The author could alternatively have decided to (i) live with the 
difference or (iv) used vendor prefixes if the rendering differences are 
related to experimental features.

> And when they put up with differences, you don't know whether they
> understand them, or simply didn't test all the browsers... again, you
> have no understanding of the data you see.

Indeed, but quite possibly that doesn't matter.

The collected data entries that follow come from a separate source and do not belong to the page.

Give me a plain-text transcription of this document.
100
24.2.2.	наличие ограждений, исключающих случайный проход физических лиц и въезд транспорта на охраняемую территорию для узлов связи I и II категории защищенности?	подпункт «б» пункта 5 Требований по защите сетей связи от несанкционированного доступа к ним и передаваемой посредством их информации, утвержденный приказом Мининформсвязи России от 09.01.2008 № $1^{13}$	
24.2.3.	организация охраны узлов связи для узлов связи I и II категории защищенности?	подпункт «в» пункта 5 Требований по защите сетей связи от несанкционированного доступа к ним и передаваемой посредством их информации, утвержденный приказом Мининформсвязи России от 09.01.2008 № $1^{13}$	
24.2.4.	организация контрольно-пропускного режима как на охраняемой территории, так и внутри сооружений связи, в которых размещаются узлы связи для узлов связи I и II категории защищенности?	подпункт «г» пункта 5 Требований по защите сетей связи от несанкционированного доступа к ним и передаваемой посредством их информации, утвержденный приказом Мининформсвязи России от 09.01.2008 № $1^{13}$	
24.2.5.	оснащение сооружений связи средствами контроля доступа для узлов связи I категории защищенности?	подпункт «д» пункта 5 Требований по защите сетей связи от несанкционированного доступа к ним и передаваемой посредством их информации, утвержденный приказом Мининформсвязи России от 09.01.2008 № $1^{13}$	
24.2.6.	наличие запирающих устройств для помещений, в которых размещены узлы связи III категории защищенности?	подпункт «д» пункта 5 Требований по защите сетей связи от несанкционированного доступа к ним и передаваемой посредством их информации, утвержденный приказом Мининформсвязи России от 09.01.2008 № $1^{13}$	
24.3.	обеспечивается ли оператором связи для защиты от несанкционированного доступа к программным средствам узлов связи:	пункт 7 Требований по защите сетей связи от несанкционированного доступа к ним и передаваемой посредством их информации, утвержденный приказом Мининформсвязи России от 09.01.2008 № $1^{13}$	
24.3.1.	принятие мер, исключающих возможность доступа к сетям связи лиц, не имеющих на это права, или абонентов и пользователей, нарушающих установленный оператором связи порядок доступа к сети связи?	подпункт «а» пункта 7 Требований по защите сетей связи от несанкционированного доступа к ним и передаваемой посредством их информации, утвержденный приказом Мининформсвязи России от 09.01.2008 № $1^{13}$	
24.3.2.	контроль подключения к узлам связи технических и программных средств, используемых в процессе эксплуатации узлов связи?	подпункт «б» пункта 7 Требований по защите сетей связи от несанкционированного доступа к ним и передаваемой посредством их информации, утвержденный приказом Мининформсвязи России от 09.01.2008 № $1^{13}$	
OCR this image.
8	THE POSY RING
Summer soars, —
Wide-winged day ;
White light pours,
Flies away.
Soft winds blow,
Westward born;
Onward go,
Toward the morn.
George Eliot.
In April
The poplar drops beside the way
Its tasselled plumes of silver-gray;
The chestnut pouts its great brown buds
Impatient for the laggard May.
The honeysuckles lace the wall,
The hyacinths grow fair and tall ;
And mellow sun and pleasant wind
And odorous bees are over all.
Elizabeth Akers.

> If they do browser sniffing reasonably correctly, and code for the
> various browsers to achieve the affects that they want to see, then is
> when you learn what their goals are, and what features would be good to
> standardize, clarify, or enhance.

That's not the only way (nor the best way) to express those desires, 
though.  Some specific examples would help here, since it's getting 
rather abstract at this point!

> I could see authors, clients, and corporations more willing to use
> vendor prefixes, if they can also do browser sniffing.  While vendor
> prefixes provide a very small amount of browser sniffing, its use
> depends on their effect being limited to small variations in
> appearance... something like rounded box borders.  But broader issues
> are much harder to deal with using localized vendor prefixes with
> standard fallbacks.

I agree with the latter, but I don't see how browser sniffing affects 
corporate willingness to use vendor prefixes.

>>> If there were an easy way of browser sniffing, then authors may
>>> choose to leverage these discovered differences, and provide
>>> different experiences for users of different browsers.
>> Condoning sniffing to achieve something desirable in one place
>> unfortunately makes it impossible to discourage people from sniffing
>> in other places where it potentially causes more harm, hence I don't
>> support it.
> Yep, you've stated that before, and I think you are throwing out the
> baby with the bathwater.  It is great -- nay, imperative -- to have a
> base level of standardization among browsers, so that the web can have a
> foundation to build on.  But also having a way to use specific browser
> feature extensions will help with the ability to innovate on the web,
> and keep it growing and thriving.  CSS vendor prefixes are much too
> limited for more than decorative twiddles.
> A lot can be done with "feature sniffing" too, be they standard or
> vendor-specific features.  But these forward-looking,
> not-always-standards-committee-sanctioned, vendor extensions, while they
> should be codified in some manner, are also likely where there are the
> most bugs and variations between browsers, and an overall browser
> sniffing required to deal with different browsers differently, until the
> day comes that the extension becomes standard and uniform.

I don't think that the typical web developer ought to be in the game of 
using vendor extensions and then browser sniffing to work around bugs in 
said extensions.  If the implementation is buggy then it should be 
avoided, and bug reports filed.  Only experts should be trying to fix up 
buggy implementations... and experts are probably capable of doing 
browser sniffing by the back door anyhow (and hopefully sensible enough 
to assess the risk and margin for error in what they're doing, and 
understand the responsibilities and consequences that come with it).

I don't believe that it's a case of throwing the baby out with the 
bathwater, which seems to imply that you think the needs of the experts 
outweigh the dangers lurking for the non-experts (and the resulting poor 
user experience of their users).  I fundamentally disagree on that 
point.  At the heart of the issue is whether the WG should be seen as 
_condoning_ an approach that would lead to a less usable or less open 
Web due to its misuse by authors (and I *guarantee* that it would be 
widely misused).  I strongly feel that it shouldn't.